The equation is: Ek(max) = hf - W₀ This equation highlights the following: Kinetic energy is directly proportional to the frequency of incident light. There is a minimum frequency (threshold frequency) below which no electrons are emitted, regardless of the intensity of the light. The intensity of light determines the number of photoelectrons emitted (current), not their kinetic energy. 2.4 Worked Examples Example 1: A metal has a work function of 3.0 eV. Light with a wavelength of 400 nm is shone on the metal. Calculate the energy of the incident photons in Joules.
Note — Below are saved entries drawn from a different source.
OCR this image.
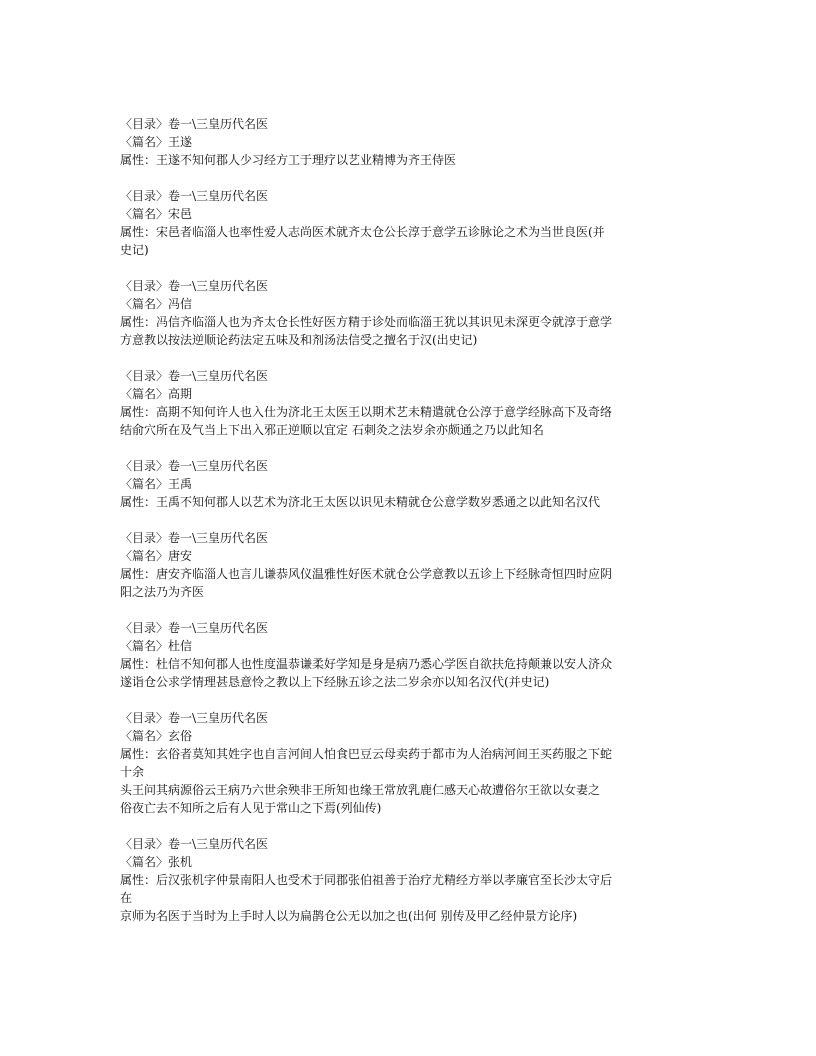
〈目录〉卷一\三皇历代名医
〈篇名〉王遂
属性：王遂不知何郡人少习经方工于理疗以艺业精博为齐王侍医
〈目录〉卷一\三皇历代名医
〈篇名〉宋邑
属性：宋邑者临淄人也率性爱人志尚医术就齐太仓公长淳于意学五诊脉论之术为当世良医(并
史记)
〈目录〉卷一\三皇历代名医
〈篇名〉冯信
属性：冯信齐临淄人也为齐太仓长性好医方精于诊处而临淄王犹以其识见未深更令就淳于意学
方意教以按法逆顺论药法定五味及和剂汤法信受之擅名于汉(出史记)
〈目录〉卷一\三皇历代名医
〈篇名〉高期
属性：高期不知何许人也入仕为济北王太医王以期术艺未精遣就仓公淳于意学经脉高下及奇络
结俞穴所在及气当上下出入邪正逆顺以宜定 石刺灸之法岁余亦颇通之乃以此知名
〈目录〉卷一\三皇历代名医
〈篇名〉王禹
属性：王禹不知何郡人以艺术为济北王太医以识见未精就仓公意学数岁悉通之以此知名汉代
〈目录〉卷一\三皇历代名医
〈篇名〉唐安
属性：唐安齐临淄人也言儿谦恭风仪温雅性好医术就仓公学意教以五诊上下经脉奇恒四时应阴
阳之法乃为齐医
〈目录〉卷一\三皇历代名医
〈篇名〉杜信
属性：杜信不知何郡人也性度温恭谦柔好学知是身是病乃悉心学医自欲扶危持颠兼以安人济众
遂诣仓公求学情理甚恳意怜之教以上下经脉五诊之法二岁余亦以知名汉代(并史记)
〈目录〉卷一\三皇历代名医
〈篇名〉玄俗
属性：玄俗者莫知其姓字也自言河间人怕食巴豆云母卖药于都市为人治病河间王买药服之下蛇
十余
头王问其病源俗云王病乃六世余殃非王所知也缘王常放乳鹿仁感天心故遭俗尔王欲以女妻之
俗夜亡去不知所之后有人见于常山之下焉(列仙传)
〈目录〉卷一\三皇历代名医
〈篇名〉张机
属性：后汉张机字仲景南阳人也受术于同郡张伯祖善于治疗尤精经方举以孝廉官至长沙太守后
在
京师为名医于当时为上手时人以为扁鹊仓公无以加之也(出何 别传及甲乙经仲景方论序)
Calculate the maximum kinetic energy of the emitted photoelectrons in Joules. Calculate the stopping potential required to stop the emitted photoelectrons.
Solution: Energy of the photon (E = hf): First, calculate the frequency of the light: c = fλ, so f = c/λ f = (3 x 10⁸ m/s) / (400 x 10⁻⁹ m) = 7.5 x 10¹⁴ Hz E = hf = (6.63 x 10⁻³⁴ J.s) x (7.5 x 10¹⁴ Hz) = 4.97 x 10⁻¹⁹ J Maximum kinetic energy (Ek(max) = hf - W₀): Convert the work function from eV to Joules: W₀ = 3.0 eV x (1.6 x 10⁻¹⁹ J/eV) = 4.8 x 10⁻¹⁹ J Ek(max) = 4.97 x 10⁻¹⁹ J - 4.8 x 10⁻¹⁹ J = 0.17 x 10⁻¹⁹ J Stopping Potential (eVs = Ek(max)): Vs = Ek(max) / e = (0.17 x 10⁻¹⁹ J) / (1.6 x 10⁻¹⁹ C) = 0.106 V Example 2: A certain metal has a threshold frequency of 5.0 x 10¹⁴ Hz. Calculate the work function of the metal in Joules. If light with a frequency of 8.0 x 10¹⁴ Hz is shone on the metal, what is the maximum velocity of the emitted photoelectrons?
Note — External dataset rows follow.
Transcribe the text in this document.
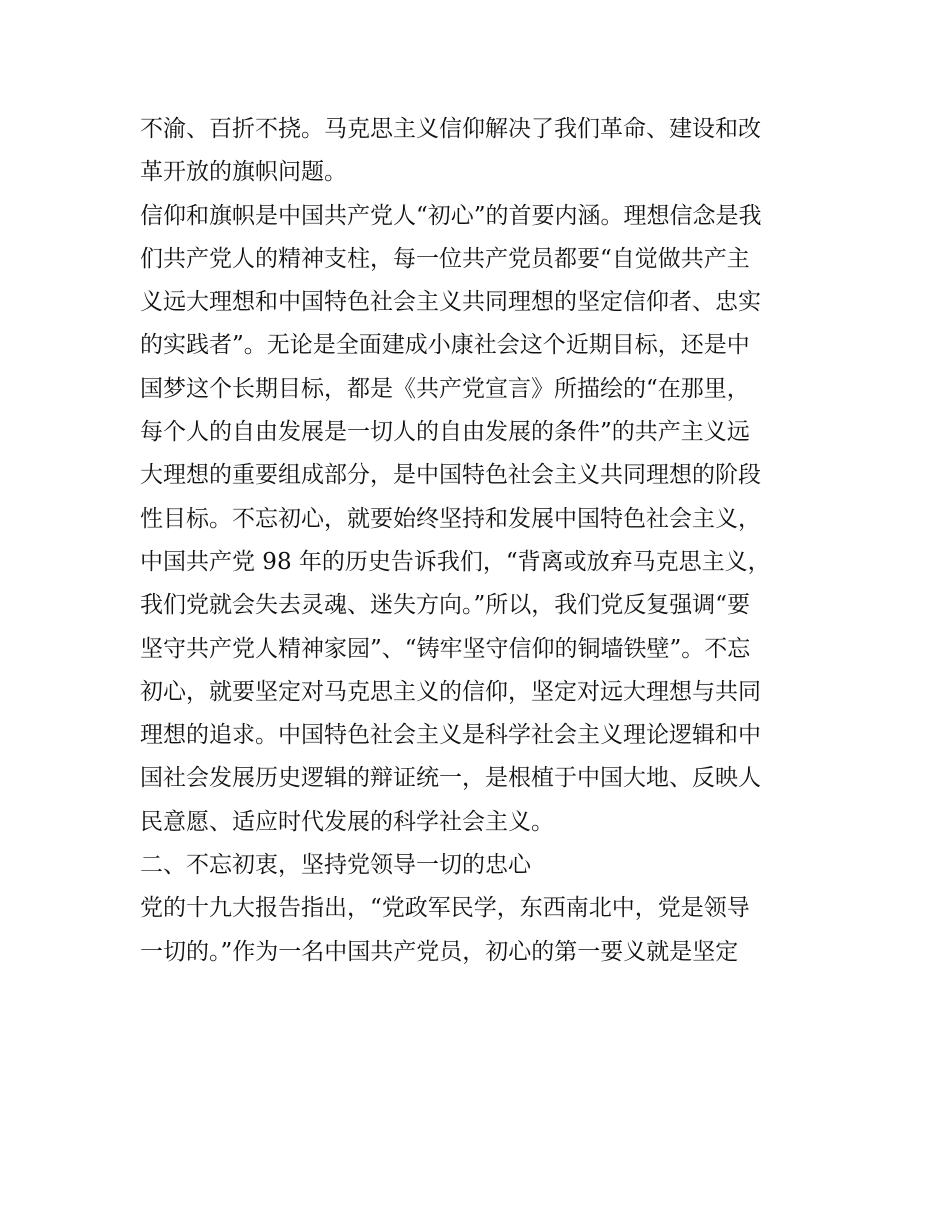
不渝、百折不挠。马克思主义信仰解决了我们革命、建设和改
革开放的旗帜问题。
信仰和旗帜是中国共产党人“初心”的首要内涵。理想信念是我
们共产党人的精神支柱，每一位共产党员都要“自觉做共产主
义远大理想和中国特色社会主义共同理想的坚定信仰者、忠实
的实践者”。无论是全面建成小康社会这个近期目标，还是中
国梦这个长期目标，都是《共产党宣言》所描绘的“在那里，
每个人的自由发展是一切人的自由发展的条件”的共产主义远
大理想的重要组成部分，是中国特色社会主义共同理想的阶段
性目标。不忘初心，就要始终坚持和发展中国特色社会主义，
中国共产党 98 年的历史告诉我们，“背离或放弃马克思主义，
我们党就会失去灵魂、迷失方向。”所以，我们党反复强调“要
坚守共产党人精神家园”、“铸牢坚守信仰的铜墙铁壁”。不忘
初心，就要坚定对马克思主义的信仰，坚定对远大理想与共同
理想的追求。中国特色社会主义是科学社会主义理论逻辑和中
国社会发展历史逻辑的辩证统一，是根植于中国大地、反映人
民意愿、适应时代发展的科学社会主义。
二、不忘初衷，坚持党领导一切的忠心
党的十九大报告指出，“党政军民学，东西南北中，党是领导
一切的。”作为一名中国共产党员，初心的第一要义就是坚定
Solution: Work Function (W₀ = hf₀): W₀ = (6.63 x 10⁻³⁴ J.s) x (5.0 x 10¹⁴ Hz) = 3.315 x 10⁻¹⁹ J Maximum Velocity (Ek(max) = ½mv²): First, calculate the maximum kinetic energy: Ek(max) = hf - W₀ Ek(max) = (6.63 x 10⁻³⁴ J.s) x (8.0 x 10¹⁴ Hz) - 3.315 x 10⁻¹⁹ J Ek(max) = 5.304 x 10⁻¹⁹ J - 3.315 x 10⁻¹⁹ J = 1.989 x 10⁻¹⁹ J Now, use Ek(max) = ½mv² to find v: v = √(2Ek(max) / m) where m is the mass of an electron (9.11 x 10⁻³¹ kg) v = √(2 x 1.989 x 10⁻¹⁹ J / 9.11 x 10⁻³¹ kg) = √(4.367 x 10¹¹) = 6.61 x 10⁵ m/s Example 3: The work function of potassium is 2.3 eV. Calculate the longest wavelength of light that will cause photoelectric emission from potassium.
Solution: Relationship between wavelength and frequency: We know that W₀ = hf₀ and c = f₀λ₀, where λ₀ is the threshold wavelength.
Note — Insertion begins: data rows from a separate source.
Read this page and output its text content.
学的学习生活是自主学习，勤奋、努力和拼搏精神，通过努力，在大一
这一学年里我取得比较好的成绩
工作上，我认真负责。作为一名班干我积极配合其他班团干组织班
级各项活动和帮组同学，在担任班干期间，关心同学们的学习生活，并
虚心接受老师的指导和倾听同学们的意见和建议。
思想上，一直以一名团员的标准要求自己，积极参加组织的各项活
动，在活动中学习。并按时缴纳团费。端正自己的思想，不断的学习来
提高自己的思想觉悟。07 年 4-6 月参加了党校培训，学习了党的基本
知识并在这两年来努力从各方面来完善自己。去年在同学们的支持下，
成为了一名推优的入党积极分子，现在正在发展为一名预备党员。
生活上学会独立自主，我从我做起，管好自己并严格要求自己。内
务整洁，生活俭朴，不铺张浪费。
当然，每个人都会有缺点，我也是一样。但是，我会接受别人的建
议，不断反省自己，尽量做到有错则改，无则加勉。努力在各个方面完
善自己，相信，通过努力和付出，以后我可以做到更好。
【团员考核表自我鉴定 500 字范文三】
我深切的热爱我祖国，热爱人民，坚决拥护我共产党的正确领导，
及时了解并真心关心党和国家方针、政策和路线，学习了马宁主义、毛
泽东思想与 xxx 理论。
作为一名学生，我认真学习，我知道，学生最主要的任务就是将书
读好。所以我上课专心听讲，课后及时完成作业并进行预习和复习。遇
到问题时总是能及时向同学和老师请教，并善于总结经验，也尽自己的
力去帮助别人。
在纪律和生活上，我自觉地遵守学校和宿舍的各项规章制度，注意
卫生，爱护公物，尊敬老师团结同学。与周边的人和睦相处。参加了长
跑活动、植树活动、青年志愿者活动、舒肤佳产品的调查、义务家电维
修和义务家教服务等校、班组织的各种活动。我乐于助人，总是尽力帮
Therefore, f₀ = c/λ₀. Substituting for f₀, we get W₀ = hc/λ₀. We need to find λ₀. Solve for λ₀: λ₀ = hc/W₀ First convert work function to Joules: W₀ = 2.3 eV * 1.6 x 10⁻¹⁹ J/eV = 3.68 x 10⁻¹⁹ J λ₀ = (6.63 x 10⁻³⁴ J.s * 3 x 10⁸ m/s) / 3.68 x 10⁻¹⁹ J = 5.4 x 10⁻⁷ m = 540 nm Guided Practice (With Solutions)
Question 1: A metal has a work function of 2.5 e
V. What is the threshold frequency for this metal?
Solution: We know that W₀ = hf₀. Rearranging for f₀, we get f₀ = W₀/h.